There are a surprisingly large number of theories about the role and purpose of citations in academic texts.
Given the indebtedness function it is important that you are exhaustive. If you make specific use of a source, finding information there which have not found elsewhere, then a reference is essential. Given the invitation function it is important that you give references which are absolutely precise. There is no sense in telling your reader what a certain book is called or telling him on which page a certain quotation is to be found if the book is in fact called something else or if the quotation is 20 pages later.
Citations are not just used when you are quoting what someone else has said. Suppose you make a general statement about theories being developed and claims being made in an academic discipline, without in the first instance specifying any particular author. However, as soon as you say that such and such is a common belief, or that such and such is frequently claimed, then you commit yourself to providing your reader with an example, and preferably more than one. You can do this by formulating a reference as follows:
Sociologists have shown that communication systems are heterogeneous and multi-layered (cf. Labov 1972; Hymes 1973).

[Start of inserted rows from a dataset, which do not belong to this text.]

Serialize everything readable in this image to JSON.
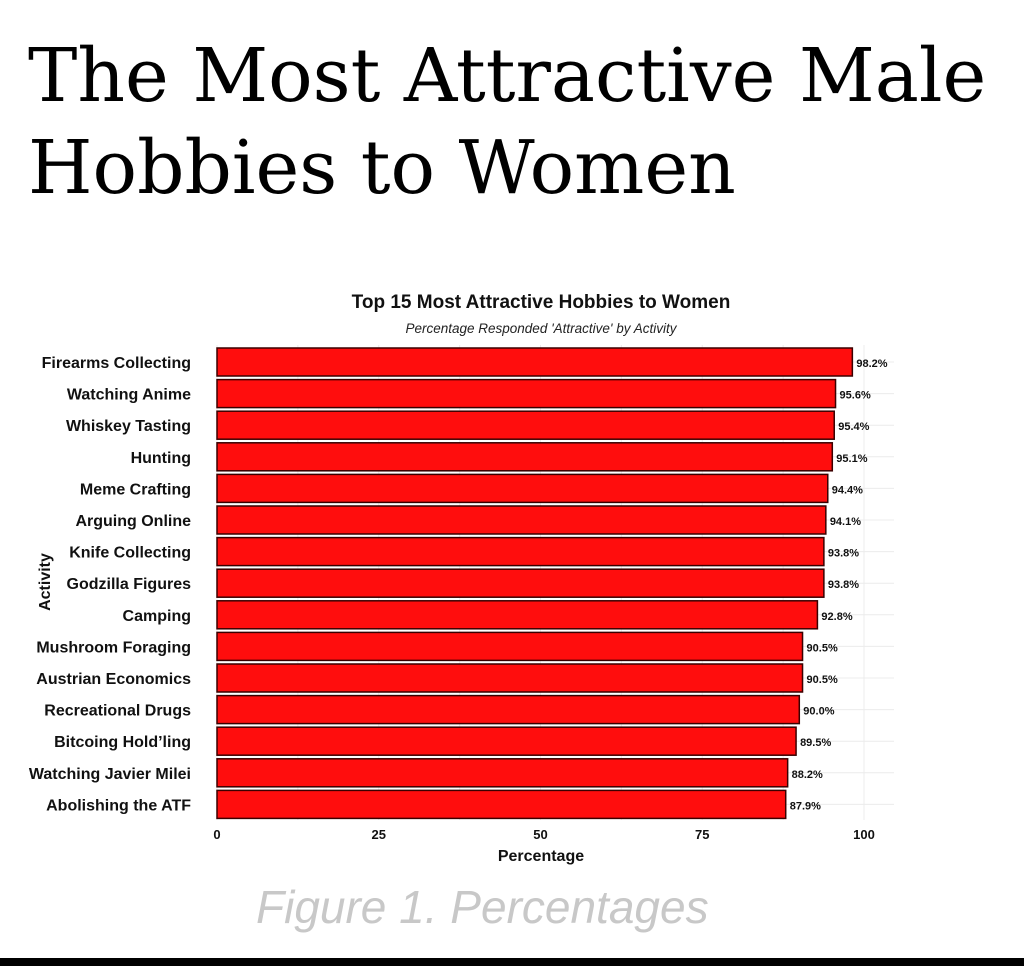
{
  "page": {
    "headline": "The Most Attractive Male Hobbies to Women",
    "caption": "Figure 1. Percentages"
  },
  "colors": {
    "bar_fill": "#ff0d0d",
    "bar_stroke": "#3a0000",
    "grid": "#ececec",
    "caption": "#c8c8c8"
  },
  "chart_data": {
    "type": "bar",
    "orientation": "horizontal",
    "title": "Top 15 Most Attractive Hobbies to Women",
    "subtitle": "Percentage Responded 'Attractive' by Activity",
    "xlabel": "Percentage",
    "ylabel": "Activity",
    "xlim": [
      0,
      100
    ],
    "xticks": [
      0,
      25,
      50,
      75,
      100
    ],
    "grid": true,
    "legend": "none",
    "categories": [
      "Firearms Collecting",
      "Watching Anime",
      "Whiskey Tasting",
      "Hunting",
      "Meme Crafting",
      "Arguing Online",
      "Knife Collecting",
      "Godzilla Figures",
      "Camping",
      "Mushroom Foraging",
      "Austrian Economics",
      "Recreational Drugs",
      "Bitcoing Hold’ling",
      "Watching Javier Milei",
      "Abolishing the ATF"
    ],
    "values": [
      98.2,
      95.6,
      95.4,
      95.1,
      94.4,
      94.1,
      93.8,
      93.8,
      92.8,
      90.5,
      90.5,
      90.0,
      89.5,
      88.2,
      87.9
    ],
    "value_labels": [
      "98.2%",
      "95.6%",
      "95.4%",
      "95.1%",
      "94.4%",
      "94.1%",
      "93.8%",
      "93.8%",
      "92.8%",
      "90.5%",
      "90.5%",
      "90.0%",
      "89.5%",
      "88.2%",
      "87.9%"
    ]
  }
}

It has become apparent that the relation of life events to symptoms and health status is not strong (see for example Rabkin and Struening 1976).
Whether you integrate the reference into the text or supply it separately in a note depends on which mode you are writing in. Legal publications in Belgium, for instance, never have in-text citations. Those style sheets which are important in the field of both linguistics and literature (the MLA, stylesheet for linguistics, and the likes) consider in-text citations the standard.